Former editor, Lancashire Evening Telegraph and Thomson training executive
Ian A Jack, a former editor and training executive of Thomson Regional Newspapers, has died at the age of 78.
Ian began his journalistic career in Nottingham, writing and producing his first newspaper as a schoolboy for neighbours in his street.
His choice of future career was never in doubt. At 16 he joined the city's Evening News as a copy boy.
He quickly moved through the ranks in Kemsley Newspapers, taking jobs in Manchester and London, before joining the South Wales Echo in Cardiff as features editor in 1957.
Two years later, a second spell in London, on the ill-fated Sunday Graphic, was followed soon by the journey north to Newcastle, where he worked on The Journal and later on the Evening Chronicle, as deputy editor.

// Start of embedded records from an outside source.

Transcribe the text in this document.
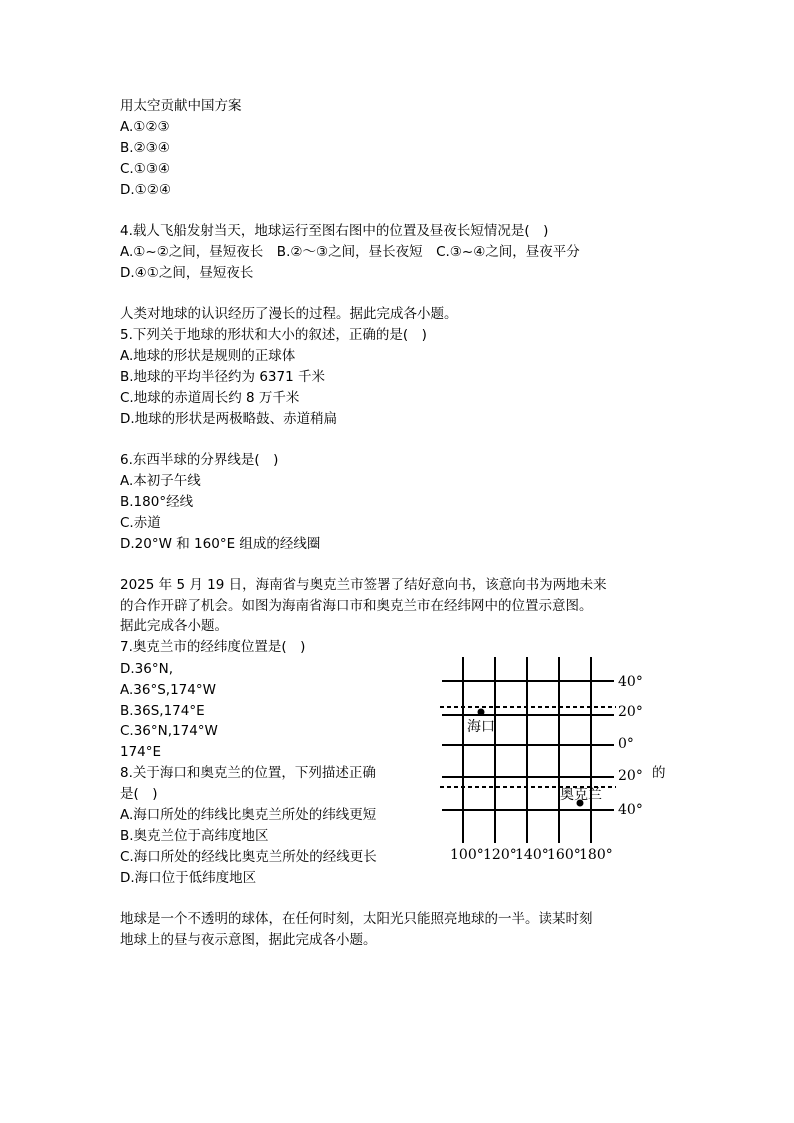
用太空贡献中国方案
A.①②③
B.②③④
C.①③④
D.①②④
4.载人飞船发射当天，地球运行至图右图中的位置及昼夜长短情况是(　)
A.①~②之间，昼短夜长　B.②～③之间，昼长夜短　C.③~④之间，昼夜平分
D.④①之间，昼短夜长
人类对地球的认识经历了漫长的过程。据此完成各小题。
5.下列关于地球的形状和大小的叙述，正确的是(　)
A.地球的形状是规则的正球体
B.地球的平均半径约为 6371 千米
C.地球的赤道周长约 8 万千米
D.地球的形状是两极略鼓、赤道稍扁
6.东西半球的分界线是(　)
A.本初子午线
B.180°经线
C.赤道
D.20°W 和 160°E 组成的经线圈
2025 年 5 月 19 日，海南省与奥克兰市签署了结好意向书，该意向书为两地未来
的合作开辟了机会。如图为海南省海口市和奥克兰市在经纬网中的位置示意图。
据此完成各小题。
7.奥克兰市的经纬度位置是(　)
D.36°N,
A.36°S,174°W
B.36S,174°E
C.36°N,174°W
174°E
8.关于海口和奥克兰的位置，下列描述正确	的
是(　)
A.海口所处的纬线比奥克兰所处的纬线更短
B.奥克兰位于高纬度地区
C.海口所处的经线比奥克兰所处的经线更长
D.海口位于低纬度地区
地球是一个不透明的球体，在任何时刻，太阳光只能照亮地球的一半。读某时刻
地球上的昼与夜示意图，据此完成各小题。
海口
奥克兰
40°
20°
0°
20°
40°
100° 120°
140°
160°
180°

It had always been Ian's ambition to edit a paper and in 1968 he realised his dream, becoming editor of the Lancashire Evening Telegraph, Blackburn.
He stayed in East Lancashire for 11 years with wife Vera and sons Andrew, Duncan and Philip, and was a chairman of the North Western region of the Guild of British Newspaper Editors.
In 1977 he also assumed editorial control of the Evening Telegraph's former sister publication, the Evening Star in Burnley. He relinquished the post in 1979 and switched to training, developing courses for Thomson Regional Newspapers' senior journalists.
This role was to take Ian back to the Northeast, where he was to spend the remainder of his life, latterly involved — part-time — in public relations work with Jack Ramsey.
Ian suffered a major stroke in 1999, but remained at home in Low Fell, Gateshead, cared for by Vera. He died on 23 April after complications following a fall.
Vera thanked old friends and colleagues for their kind words and thoughts about Ian, regarded by many as a gentleman of the ‘old school'.
Donations in his memory — for Diabetes UK and the Hardman Centre — may be sent to E Bush Ltd, funeral director, 79-83 Old Durham Road, Gateshead, Tyne and Wear, NE8 4BJ.